Source:
https://scmp.com/comment/letters/article/1061231/standing-committee-expansion-would-spoil-governance-broth
Opinion/ Letters

Standing Committee expansion would spoil governance broth

It surprised me to see two China specialists argue that reducing the number of Politburo Standing Committee seats is "regressive" and a "step backwards" ("Small circle", October 8). The authors then advocate increasing the number of seats without analysing how this would affect decision-making.

One-party authoritarian states face unique governance challenges, the biggest being susceptibility to dictators. The standing committee was empowered after the Cultural Revolution to make sure another Mao Zedong never rose to power. A nine-member executive team rules the country because having one executive in a non-competitive system makes dictatorship too likely. But this replaces one problem with another.

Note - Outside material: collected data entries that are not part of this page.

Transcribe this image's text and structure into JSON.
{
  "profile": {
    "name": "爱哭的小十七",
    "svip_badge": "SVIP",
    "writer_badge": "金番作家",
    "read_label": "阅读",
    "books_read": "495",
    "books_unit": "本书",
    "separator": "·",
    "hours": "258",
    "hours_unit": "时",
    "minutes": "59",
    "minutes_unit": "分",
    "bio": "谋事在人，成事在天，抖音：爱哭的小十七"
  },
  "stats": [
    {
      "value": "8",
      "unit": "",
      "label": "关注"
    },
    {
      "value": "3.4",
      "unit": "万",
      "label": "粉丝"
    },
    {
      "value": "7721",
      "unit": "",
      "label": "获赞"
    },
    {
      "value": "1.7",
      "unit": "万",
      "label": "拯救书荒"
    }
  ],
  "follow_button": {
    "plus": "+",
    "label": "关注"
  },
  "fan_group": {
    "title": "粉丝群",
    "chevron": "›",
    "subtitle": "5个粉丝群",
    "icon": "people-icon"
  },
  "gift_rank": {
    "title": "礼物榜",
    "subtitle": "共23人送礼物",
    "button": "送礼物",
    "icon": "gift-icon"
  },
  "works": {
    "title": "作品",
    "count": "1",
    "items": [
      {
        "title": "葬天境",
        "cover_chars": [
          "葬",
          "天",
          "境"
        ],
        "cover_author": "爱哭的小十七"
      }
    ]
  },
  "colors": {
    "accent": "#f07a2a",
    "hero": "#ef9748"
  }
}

I advocate diversity in decision-making, but one can see how a multi-headed executive council might run into trouble if one imagines a country run by two or more prime ministers. Institutions with rules that give overly powerful, executive voices to multiple members are inherently flawed, and adding members does not make them more effective.

The conventional wisdom is that standing committee members have something approximating a veto because decisions are made under the rules of consensus, meaning any member can stop any policy simply by not agreeing. If that weren't enough, it seems individual members often have their own policies.

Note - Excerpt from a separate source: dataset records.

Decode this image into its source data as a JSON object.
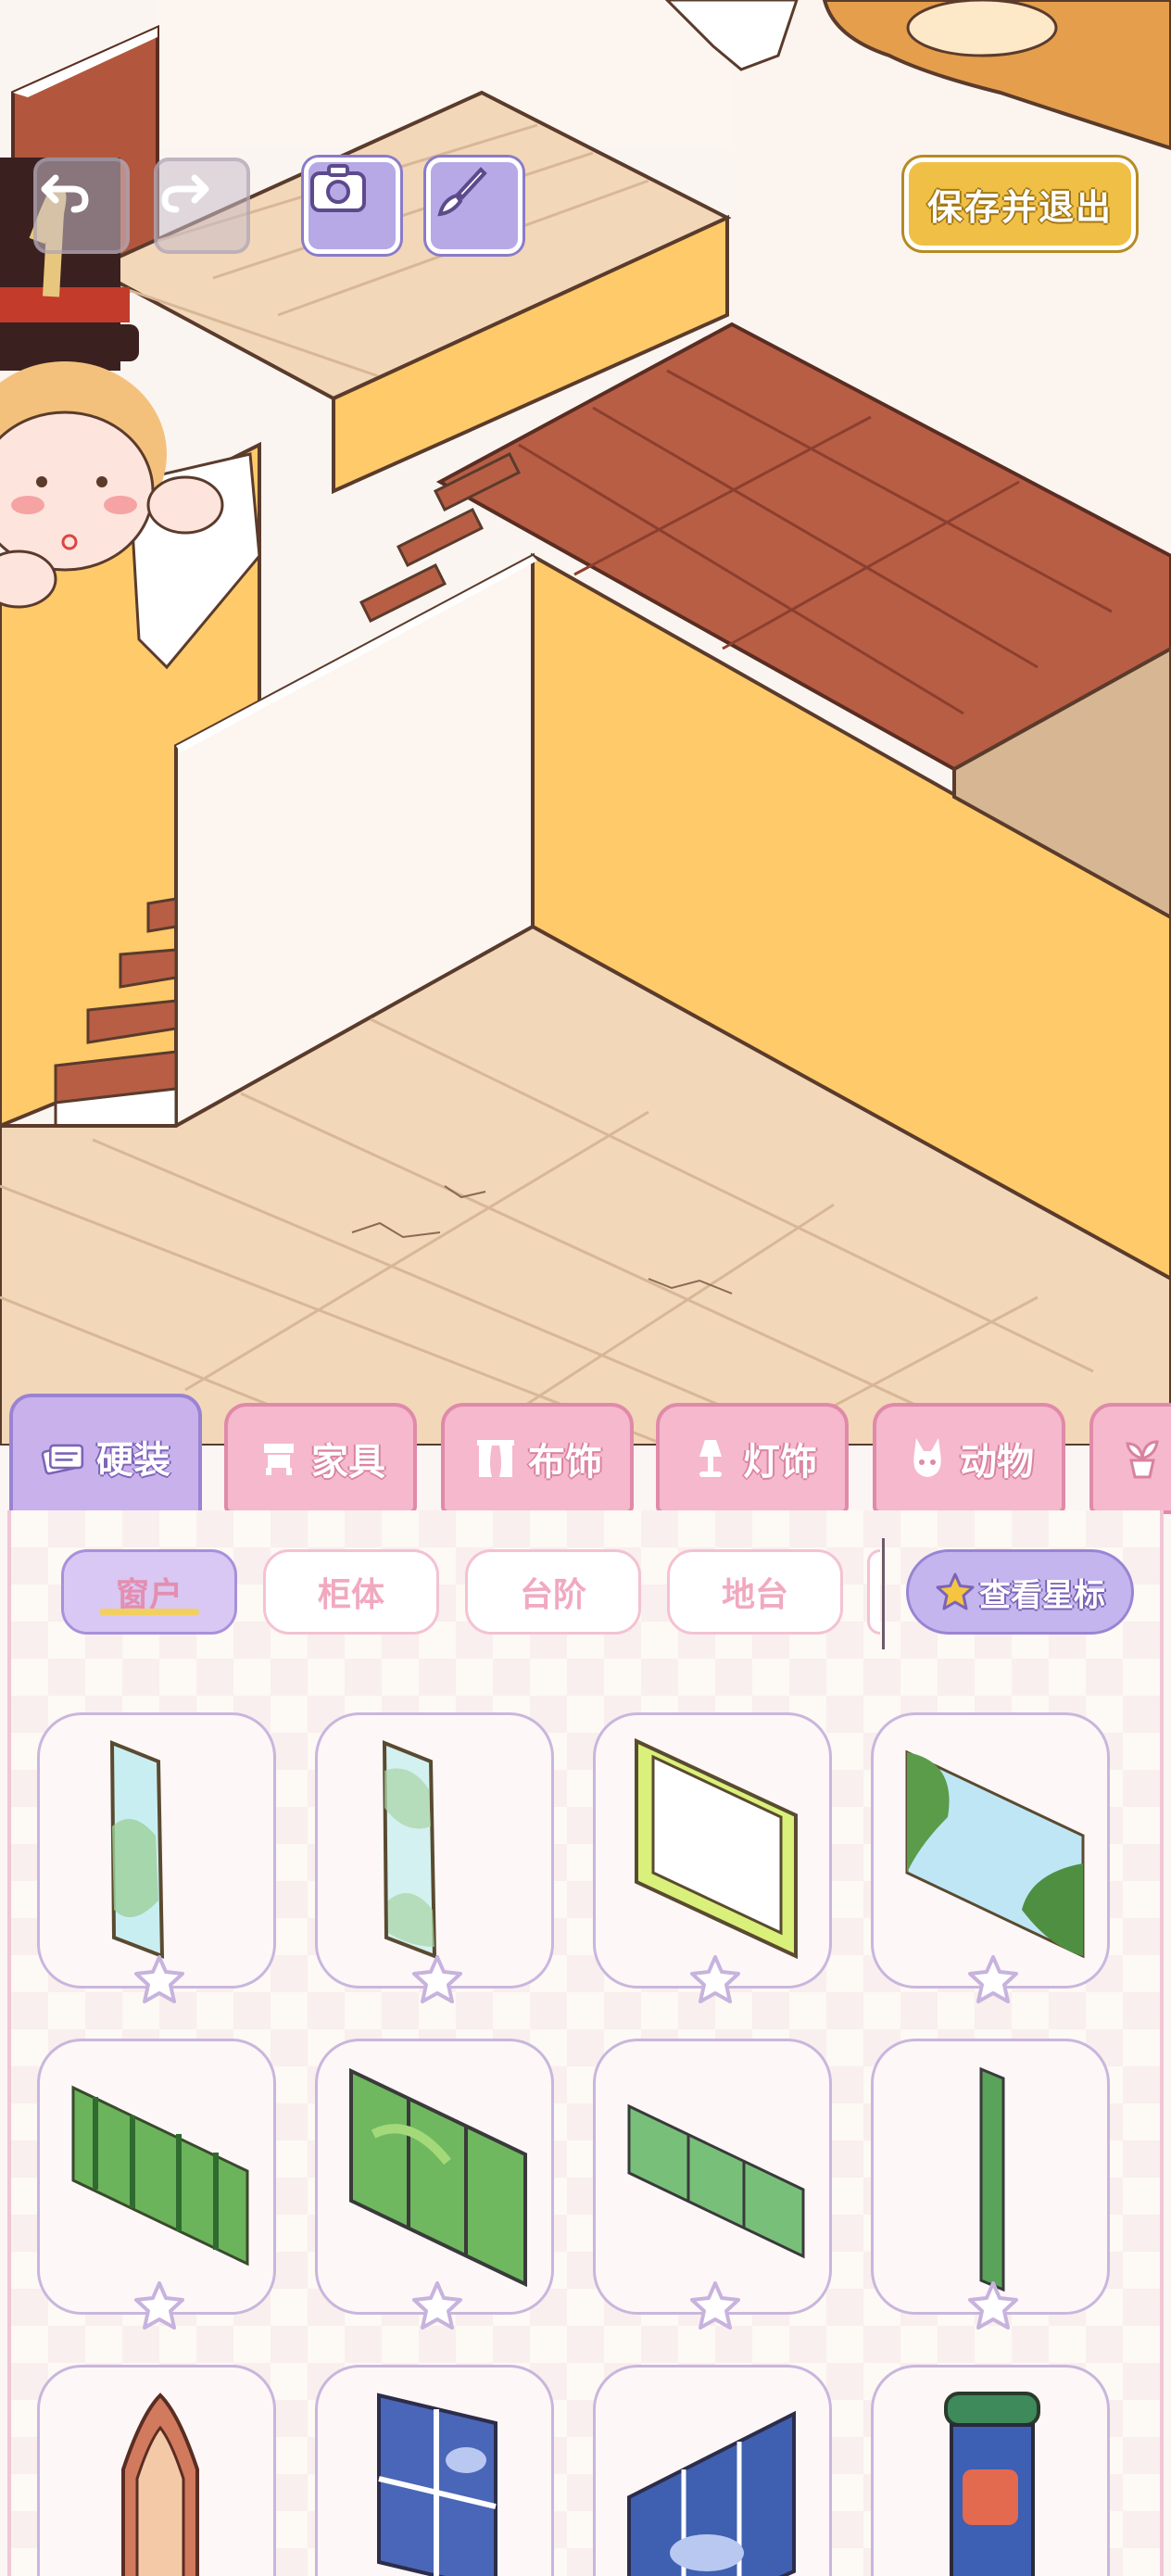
{
  "toolbar": {
    "undo_icon": "undo-arrow-icon",
    "redo_icon": "redo-arrow-icon",
    "camera_icon": "camera-icon",
    "brush_icon": "paintbrush-icon",
    "save_exit_label": "保存并退出"
  },
  "tabs": [
    {
      "label": "硬装",
      "icon": "cards-icon",
      "active": true
    },
    {
      "label": "家具",
      "icon": "cabinet-icon",
      "active": false
    },
    {
      "label": "布饰",
      "icon": "curtain-icon",
      "active": false
    },
    {
      "label": "灯饰",
      "icon": "lamp-icon",
      "active": false
    },
    {
      "label": "动物",
      "icon": "bunny-icon",
      "active": false
    },
    {
      "label": "",
      "icon": "plant-icon",
      "active": false
    }
  ],
  "subtabs": [
    {
      "label": "窗户",
      "active": true
    },
    {
      "label": "柜体",
      "active": false
    },
    {
      "label": "台阶",
      "active": false
    },
    {
      "label": "地台",
      "active": false
    }
  ],
  "view_starred_label": "查看星标",
  "items": [
    {
      "name": "window-glass-tall"
    },
    {
      "name": "window-glass-tall-clear"
    },
    {
      "name": "window-frame-green"
    },
    {
      "name": "window-forest-wide"
    },
    {
      "name": "window-jungle-panorama"
    },
    {
      "name": "window-jungle-triple"
    },
    {
      "name": "window-jungle-narrow"
    },
    {
      "name": "window-slit-vertical"
    },
    {
      "name": "window-arched-wood"
    },
    {
      "name": "window-blue-grid"
    },
    {
      "name": "window-blue-cloud"
    },
    {
      "name": "window-awning-green"
    }
  ],
  "colors": {
    "wall_yellow": "#ffca6a",
    "floor_light": "#f2d7b9",
    "floor_dark": "#b75e45",
    "tab_pink": "#f5b8cd",
    "tab_purple": "#c9b2ec",
    "save_gold": "#f0c046"
  }
}
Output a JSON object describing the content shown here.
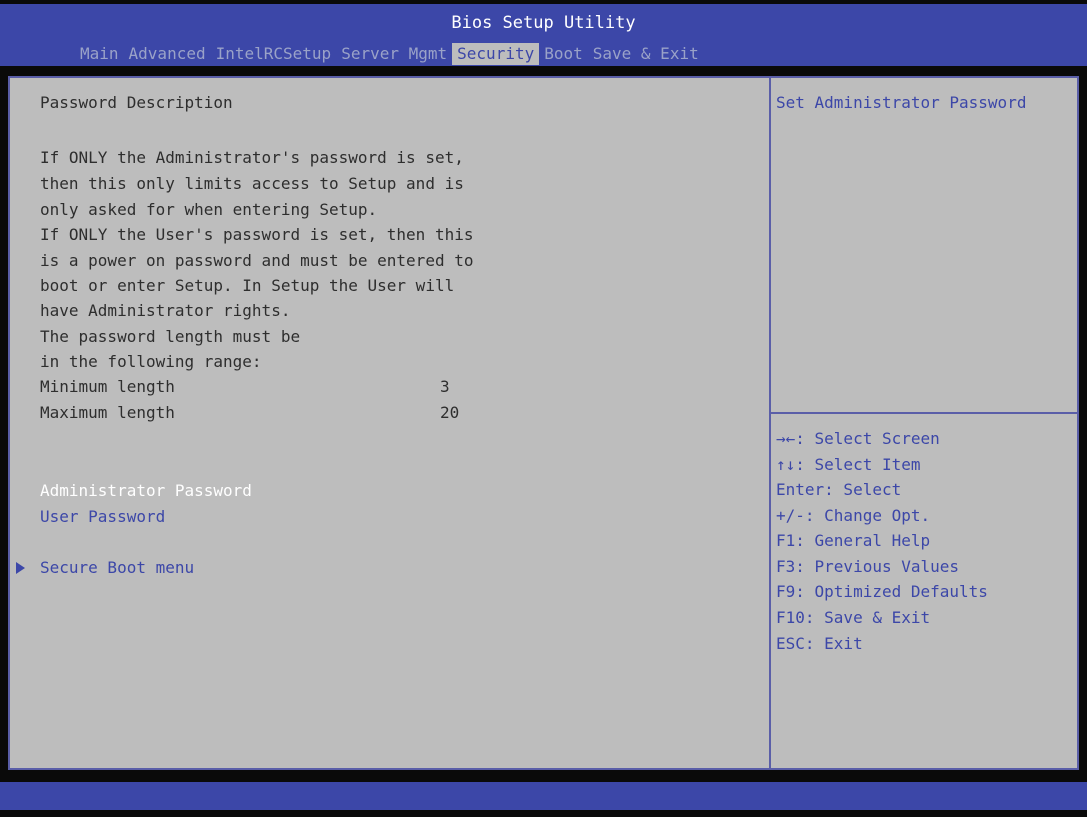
{
  "app": {
    "title": "Bios Setup Utility"
  },
  "tabs": [
    {
      "label": "Main"
    },
    {
      "label": "Advanced"
    },
    {
      "label": "IntelRCSetup"
    },
    {
      "label": "Server Mgmt"
    },
    {
      "label": "Security",
      "active": true
    },
    {
      "label": "Boot"
    },
    {
      "label": "Save & Exit"
    }
  ],
  "main": {
    "description_title": "Password Description",
    "description_lines": [
      "If ONLY the Administrator's password is set,",
      "then this only limits access to Setup and is",
      "only asked for when entering Setup.",
      "If ONLY the User's password is set, then this",
      "is a power on password and must be entered to",
      "boot or enter Setup. In Setup the User will",
      "have Administrator rights.",
      "The password length must be",
      "in the following range:"
    ],
    "min_length": {
      "label": "Minimum length",
      "value": "3"
    },
    "max_length": {
      "label": "Maximum length",
      "value": "20"
    },
    "items": {
      "admin_password": "Administrator Password",
      "user_password": "User Password",
      "secure_boot_menu": "Secure Boot menu"
    }
  },
  "help": {
    "item_help": "Set Administrator Password",
    "keys": [
      "→←: Select Screen",
      "↑↓: Select Item",
      "Enter: Select",
      "+/-: Change Opt.",
      "F1: General Help",
      "F3: Previous Values",
      "F9: Optimized Defaults",
      "F10: Save & Exit",
      "ESC: Exit"
    ]
  },
  "colors": {
    "header_bg": "#3c47a8",
    "panel_bg": "#bdbdbd",
    "accent_blue": "#3c47a8",
    "selected_text": "#ffffff"
  }
}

We're seeing increasingly fragmented responses coming out of Beijing: naval flotillas being sent to disputed waters and never arriving, deals being made over Chen Guangcheng by one ministry but ignored by another, and what the authors consider the perplexing public destruction of Bo Xilai's reputation (which was probably necessary to get around the opposition of a standing committee member).

I would also advocate bringing more stakeholders to the standing committee if the rules of consensus gave way to something more parliamentary. But that's unlikely, and the consensus rules lend themselves to further policy malaise if the number of vetoes and independent actors aren't reduced.

China, like other countries, needs to be able to act swiftly and decisively in a fast-changing world. Other countries need to know that the people they're negotiating with have the power to act on formal and informal agreements. Professor John Mearsheimer, an international relations scholar, argues that the biggest threat of a US-China armed conflict lies in the risk of miscommunicating intentions. That risk is already significant and would be even greater with more standing committee member seats.